The torch grew smaller and smaller until little more than the size of a candle’s light which Trevilara reached up and pinched out. In a swirl of hem and fabric, she started toward Quendius.
She called joyfully to him, and he put a heel to his horse to hurry and meet her. As they touched, the Eye behind them opened wider, pulsing. It responded to her, and a secret of it opened suddenly to Rivergrace’s awareness.
“No,” whispered Rivergrace. “No, no.”
“What is it?” Sevryn asked, sounding somewhat recovered.
“We thought it keyed to him, because it followed him, since Daravan is gone and can’t command it. But Darava
n had anchored it to her, because he had created it that way. He was more trusting of Trevilara than I bargained.”
“We knew they intended to cross over.”
“But I had hoped that they couldn’t. That we could corner them here and bring a stop to it. Now . . .”
“Now we do what we must. Have you a plan?” and he ran his fingers across the cage of soul strings that surrounded her. She felt the fiery tingle of his touch on every one: a plink, plink, plink of sensation that sparked. He hissed with the pain as if enjoying it somewhat.
A plan. Her father’s Undead whisper in her memory, one of the last times they spoke before Quendius destroyed him: “Remember this,” he said. “Cerat is never diminished no matter how many times he is divided.”
The demon who ruled the Undead, whose God sparks anchored them to both her and Quendius, the demon she’d faced before and could quell but never destroy, the great corruptor who licked at her soul. She hadn’t understood Narskap’s statement. He’d shaken her as if he could sift his words into her very soul.
“What are you telling me?”
“What I must. He lives to corrupt. Innocence is the most perfect bait to catch him. He is most powerful whole.” Narskap shook her lightly. “Will you remember?”
And she did, although she still did not quite understand what he meant. She kicked her foot over the stag’s shoulders and jumped to the ground, putting a hand on the warm flank. The beast had slowed its panting as it recovered from the run. “What would make the Gods of Trevalka fight?”
The stag lowered its great antlered head and shifted to look at her. Its wise eyes widened a bit. It spoke within her. Jealousy. Territory. Power.
“Would they fight against that from another world?”

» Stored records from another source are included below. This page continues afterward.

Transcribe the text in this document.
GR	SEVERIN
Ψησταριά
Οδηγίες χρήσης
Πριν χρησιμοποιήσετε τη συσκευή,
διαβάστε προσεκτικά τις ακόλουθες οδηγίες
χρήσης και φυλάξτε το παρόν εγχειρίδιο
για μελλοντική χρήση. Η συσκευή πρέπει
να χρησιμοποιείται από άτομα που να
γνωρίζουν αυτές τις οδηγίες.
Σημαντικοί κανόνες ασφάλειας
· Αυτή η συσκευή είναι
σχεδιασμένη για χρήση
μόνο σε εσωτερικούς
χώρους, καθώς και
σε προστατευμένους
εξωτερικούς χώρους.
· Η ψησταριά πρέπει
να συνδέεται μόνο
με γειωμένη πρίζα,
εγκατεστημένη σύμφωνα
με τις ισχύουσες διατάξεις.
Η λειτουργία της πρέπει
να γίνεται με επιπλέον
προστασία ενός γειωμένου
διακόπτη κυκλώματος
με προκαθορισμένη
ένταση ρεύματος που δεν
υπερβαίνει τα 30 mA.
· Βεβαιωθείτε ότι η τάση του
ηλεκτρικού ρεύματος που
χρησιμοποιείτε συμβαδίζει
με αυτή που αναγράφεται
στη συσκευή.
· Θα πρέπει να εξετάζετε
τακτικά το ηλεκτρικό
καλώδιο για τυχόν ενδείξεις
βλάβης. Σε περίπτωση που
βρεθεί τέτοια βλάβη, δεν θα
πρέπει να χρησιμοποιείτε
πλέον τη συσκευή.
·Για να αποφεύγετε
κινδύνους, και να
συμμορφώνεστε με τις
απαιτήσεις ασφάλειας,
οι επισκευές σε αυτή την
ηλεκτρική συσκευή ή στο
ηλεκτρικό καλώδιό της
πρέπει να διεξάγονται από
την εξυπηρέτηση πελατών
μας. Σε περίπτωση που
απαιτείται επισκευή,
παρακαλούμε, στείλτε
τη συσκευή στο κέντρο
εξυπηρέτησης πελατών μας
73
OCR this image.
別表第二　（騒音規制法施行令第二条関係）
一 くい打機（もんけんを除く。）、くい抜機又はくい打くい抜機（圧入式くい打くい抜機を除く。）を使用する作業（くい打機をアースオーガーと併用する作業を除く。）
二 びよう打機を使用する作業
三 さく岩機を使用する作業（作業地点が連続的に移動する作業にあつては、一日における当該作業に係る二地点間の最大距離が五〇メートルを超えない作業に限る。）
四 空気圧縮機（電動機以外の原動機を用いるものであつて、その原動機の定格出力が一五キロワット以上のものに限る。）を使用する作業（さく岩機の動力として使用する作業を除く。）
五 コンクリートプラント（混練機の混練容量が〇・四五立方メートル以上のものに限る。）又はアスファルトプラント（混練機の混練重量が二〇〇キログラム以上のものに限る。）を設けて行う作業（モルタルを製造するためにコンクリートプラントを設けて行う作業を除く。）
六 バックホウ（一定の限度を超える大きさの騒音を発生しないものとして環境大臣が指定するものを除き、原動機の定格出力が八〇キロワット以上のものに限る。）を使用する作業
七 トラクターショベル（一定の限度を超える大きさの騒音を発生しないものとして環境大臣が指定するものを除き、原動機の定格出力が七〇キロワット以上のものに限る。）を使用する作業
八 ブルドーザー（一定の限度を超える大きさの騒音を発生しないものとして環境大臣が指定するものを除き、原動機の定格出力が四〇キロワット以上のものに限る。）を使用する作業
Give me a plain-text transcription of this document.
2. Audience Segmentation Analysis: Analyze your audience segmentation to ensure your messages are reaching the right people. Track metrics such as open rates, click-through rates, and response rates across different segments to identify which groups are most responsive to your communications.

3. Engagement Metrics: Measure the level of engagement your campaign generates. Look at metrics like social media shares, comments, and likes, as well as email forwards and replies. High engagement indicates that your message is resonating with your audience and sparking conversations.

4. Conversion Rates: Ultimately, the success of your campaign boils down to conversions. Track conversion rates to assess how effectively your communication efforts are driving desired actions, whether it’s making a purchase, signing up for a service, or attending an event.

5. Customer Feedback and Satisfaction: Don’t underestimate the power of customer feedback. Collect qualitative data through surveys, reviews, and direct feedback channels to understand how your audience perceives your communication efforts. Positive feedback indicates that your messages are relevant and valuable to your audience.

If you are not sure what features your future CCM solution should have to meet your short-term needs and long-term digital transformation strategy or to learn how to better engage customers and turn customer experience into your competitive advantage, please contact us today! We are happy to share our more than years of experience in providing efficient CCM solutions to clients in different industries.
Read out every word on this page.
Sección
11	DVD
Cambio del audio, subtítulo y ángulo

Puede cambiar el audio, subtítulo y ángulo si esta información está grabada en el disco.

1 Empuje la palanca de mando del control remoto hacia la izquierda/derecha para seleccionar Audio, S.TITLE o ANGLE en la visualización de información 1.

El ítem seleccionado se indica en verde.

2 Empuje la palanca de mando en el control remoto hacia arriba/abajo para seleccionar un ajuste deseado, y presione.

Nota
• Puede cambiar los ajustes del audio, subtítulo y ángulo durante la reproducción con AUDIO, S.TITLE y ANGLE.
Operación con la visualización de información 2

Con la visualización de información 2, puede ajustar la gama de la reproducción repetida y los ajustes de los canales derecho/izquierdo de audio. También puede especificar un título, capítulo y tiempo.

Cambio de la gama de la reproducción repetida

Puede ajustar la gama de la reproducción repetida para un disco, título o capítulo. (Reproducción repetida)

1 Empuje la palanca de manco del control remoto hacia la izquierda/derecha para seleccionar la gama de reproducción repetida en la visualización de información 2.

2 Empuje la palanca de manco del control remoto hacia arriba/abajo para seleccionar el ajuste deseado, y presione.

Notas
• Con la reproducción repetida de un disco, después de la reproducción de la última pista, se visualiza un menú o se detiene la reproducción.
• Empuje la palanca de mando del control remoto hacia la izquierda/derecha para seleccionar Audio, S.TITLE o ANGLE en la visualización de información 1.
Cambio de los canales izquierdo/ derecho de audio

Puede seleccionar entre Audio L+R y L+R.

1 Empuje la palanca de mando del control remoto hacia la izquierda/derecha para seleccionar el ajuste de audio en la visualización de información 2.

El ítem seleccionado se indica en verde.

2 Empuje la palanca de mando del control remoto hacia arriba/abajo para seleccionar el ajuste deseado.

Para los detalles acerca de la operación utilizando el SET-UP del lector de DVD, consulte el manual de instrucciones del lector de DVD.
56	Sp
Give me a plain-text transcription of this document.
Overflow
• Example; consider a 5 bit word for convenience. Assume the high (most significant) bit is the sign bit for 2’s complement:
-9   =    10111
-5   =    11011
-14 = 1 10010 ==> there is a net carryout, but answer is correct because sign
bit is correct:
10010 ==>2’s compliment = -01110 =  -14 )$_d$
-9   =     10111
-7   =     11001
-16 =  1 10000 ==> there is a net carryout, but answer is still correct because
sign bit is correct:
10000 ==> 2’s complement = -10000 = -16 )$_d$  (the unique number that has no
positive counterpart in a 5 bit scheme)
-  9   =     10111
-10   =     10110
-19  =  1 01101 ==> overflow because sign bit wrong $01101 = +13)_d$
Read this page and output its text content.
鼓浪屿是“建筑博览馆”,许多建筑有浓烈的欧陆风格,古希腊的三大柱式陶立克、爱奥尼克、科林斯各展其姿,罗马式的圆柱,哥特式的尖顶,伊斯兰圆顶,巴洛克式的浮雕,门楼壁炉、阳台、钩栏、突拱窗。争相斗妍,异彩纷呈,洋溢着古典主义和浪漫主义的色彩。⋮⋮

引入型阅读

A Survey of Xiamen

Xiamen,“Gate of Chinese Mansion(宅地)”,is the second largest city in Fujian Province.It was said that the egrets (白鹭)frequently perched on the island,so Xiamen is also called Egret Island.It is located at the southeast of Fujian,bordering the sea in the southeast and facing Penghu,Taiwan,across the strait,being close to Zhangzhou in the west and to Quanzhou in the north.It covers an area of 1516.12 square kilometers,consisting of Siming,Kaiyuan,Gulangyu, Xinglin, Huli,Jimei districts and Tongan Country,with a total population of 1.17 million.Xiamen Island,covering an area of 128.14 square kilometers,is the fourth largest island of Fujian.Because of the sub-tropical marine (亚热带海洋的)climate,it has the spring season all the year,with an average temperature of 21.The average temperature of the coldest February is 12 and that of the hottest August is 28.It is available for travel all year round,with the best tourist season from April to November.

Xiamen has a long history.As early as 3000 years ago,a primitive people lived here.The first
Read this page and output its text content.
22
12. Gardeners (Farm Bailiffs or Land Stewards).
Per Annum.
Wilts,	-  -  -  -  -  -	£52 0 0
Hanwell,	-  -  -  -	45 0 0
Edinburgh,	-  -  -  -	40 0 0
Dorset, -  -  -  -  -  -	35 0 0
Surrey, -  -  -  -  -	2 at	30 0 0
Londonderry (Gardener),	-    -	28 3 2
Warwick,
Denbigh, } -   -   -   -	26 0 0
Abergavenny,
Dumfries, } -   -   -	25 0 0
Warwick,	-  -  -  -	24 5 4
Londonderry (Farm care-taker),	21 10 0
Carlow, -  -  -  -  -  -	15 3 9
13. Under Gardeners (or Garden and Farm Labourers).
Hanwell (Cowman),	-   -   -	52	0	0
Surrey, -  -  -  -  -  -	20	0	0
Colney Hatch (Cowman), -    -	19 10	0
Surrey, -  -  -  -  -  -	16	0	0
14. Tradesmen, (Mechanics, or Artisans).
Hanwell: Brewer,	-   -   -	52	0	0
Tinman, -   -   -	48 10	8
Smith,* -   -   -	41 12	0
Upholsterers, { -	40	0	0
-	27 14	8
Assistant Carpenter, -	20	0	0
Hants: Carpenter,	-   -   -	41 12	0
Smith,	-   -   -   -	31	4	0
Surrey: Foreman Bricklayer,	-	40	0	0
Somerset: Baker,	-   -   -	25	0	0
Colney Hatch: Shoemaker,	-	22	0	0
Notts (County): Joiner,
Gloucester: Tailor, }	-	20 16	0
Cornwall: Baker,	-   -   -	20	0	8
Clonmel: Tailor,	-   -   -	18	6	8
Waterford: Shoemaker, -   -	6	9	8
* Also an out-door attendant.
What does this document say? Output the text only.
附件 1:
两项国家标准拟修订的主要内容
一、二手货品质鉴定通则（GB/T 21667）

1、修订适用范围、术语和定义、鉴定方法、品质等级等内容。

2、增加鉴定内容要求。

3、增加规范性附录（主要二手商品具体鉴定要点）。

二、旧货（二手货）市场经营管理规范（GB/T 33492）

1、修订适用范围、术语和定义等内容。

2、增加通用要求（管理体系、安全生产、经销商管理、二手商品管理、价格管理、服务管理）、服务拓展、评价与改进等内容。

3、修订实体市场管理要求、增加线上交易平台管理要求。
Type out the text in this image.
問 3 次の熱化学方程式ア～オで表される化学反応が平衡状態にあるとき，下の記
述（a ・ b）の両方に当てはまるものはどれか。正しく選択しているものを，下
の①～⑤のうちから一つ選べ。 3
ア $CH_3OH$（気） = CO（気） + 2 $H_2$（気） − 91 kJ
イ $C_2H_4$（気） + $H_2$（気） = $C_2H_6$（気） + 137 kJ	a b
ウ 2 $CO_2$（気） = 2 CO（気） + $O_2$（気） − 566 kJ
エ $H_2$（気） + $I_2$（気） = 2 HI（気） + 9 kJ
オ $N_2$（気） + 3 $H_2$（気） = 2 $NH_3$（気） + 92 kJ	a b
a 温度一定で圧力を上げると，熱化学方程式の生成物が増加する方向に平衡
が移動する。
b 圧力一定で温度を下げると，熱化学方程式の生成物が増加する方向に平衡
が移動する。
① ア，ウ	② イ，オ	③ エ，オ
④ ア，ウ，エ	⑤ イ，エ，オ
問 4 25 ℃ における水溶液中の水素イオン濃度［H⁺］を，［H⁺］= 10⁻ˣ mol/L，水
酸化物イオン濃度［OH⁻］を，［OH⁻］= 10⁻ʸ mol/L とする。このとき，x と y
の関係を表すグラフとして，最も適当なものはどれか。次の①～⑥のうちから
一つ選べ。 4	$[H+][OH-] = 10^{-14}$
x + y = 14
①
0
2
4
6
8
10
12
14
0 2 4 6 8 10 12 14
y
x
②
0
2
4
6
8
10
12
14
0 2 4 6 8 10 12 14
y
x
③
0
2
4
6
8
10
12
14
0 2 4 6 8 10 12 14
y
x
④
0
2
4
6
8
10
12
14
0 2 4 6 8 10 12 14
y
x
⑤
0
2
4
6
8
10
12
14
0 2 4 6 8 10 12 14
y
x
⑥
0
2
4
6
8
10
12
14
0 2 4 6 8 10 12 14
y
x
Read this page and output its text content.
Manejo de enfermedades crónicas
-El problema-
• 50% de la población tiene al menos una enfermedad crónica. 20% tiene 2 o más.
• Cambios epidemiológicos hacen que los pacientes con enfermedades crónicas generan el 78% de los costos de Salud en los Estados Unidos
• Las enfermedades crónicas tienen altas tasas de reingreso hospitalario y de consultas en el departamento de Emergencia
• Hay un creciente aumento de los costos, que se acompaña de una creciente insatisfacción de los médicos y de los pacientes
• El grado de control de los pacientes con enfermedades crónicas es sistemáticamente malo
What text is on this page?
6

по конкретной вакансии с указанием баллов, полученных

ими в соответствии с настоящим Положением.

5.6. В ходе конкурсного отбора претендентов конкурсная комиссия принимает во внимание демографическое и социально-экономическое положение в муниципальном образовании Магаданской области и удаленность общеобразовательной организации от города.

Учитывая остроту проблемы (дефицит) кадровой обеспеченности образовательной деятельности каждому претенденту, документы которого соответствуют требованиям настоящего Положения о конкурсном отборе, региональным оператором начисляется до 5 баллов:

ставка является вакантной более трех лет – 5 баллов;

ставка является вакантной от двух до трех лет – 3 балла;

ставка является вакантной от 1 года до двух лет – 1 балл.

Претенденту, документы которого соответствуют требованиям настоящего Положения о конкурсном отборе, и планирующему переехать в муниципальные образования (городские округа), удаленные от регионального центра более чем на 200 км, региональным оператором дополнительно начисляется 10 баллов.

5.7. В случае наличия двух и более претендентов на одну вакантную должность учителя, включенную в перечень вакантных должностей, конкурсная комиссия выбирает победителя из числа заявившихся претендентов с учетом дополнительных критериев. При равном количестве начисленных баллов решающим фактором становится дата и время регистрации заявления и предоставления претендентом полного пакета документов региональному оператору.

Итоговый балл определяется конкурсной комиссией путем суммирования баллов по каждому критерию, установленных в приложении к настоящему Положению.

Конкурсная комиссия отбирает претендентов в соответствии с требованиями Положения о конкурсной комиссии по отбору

Gods from another world could not transit here. Although you . . .
“My life is braided with the essence of another, yes, but she is not in possession of me; she is not even a second skin, yet she exists within me.” This forest God knew that, as well as she did, but she thought she might find another truth within it as she said it. Rivergrace watched the road thoughtfully as Quendius dismounted, dropped rein, and held a free hand out to Trevilara. The crossing had nearly ripped her apart. What had Narskap been telling her? Now she hoped she understood why.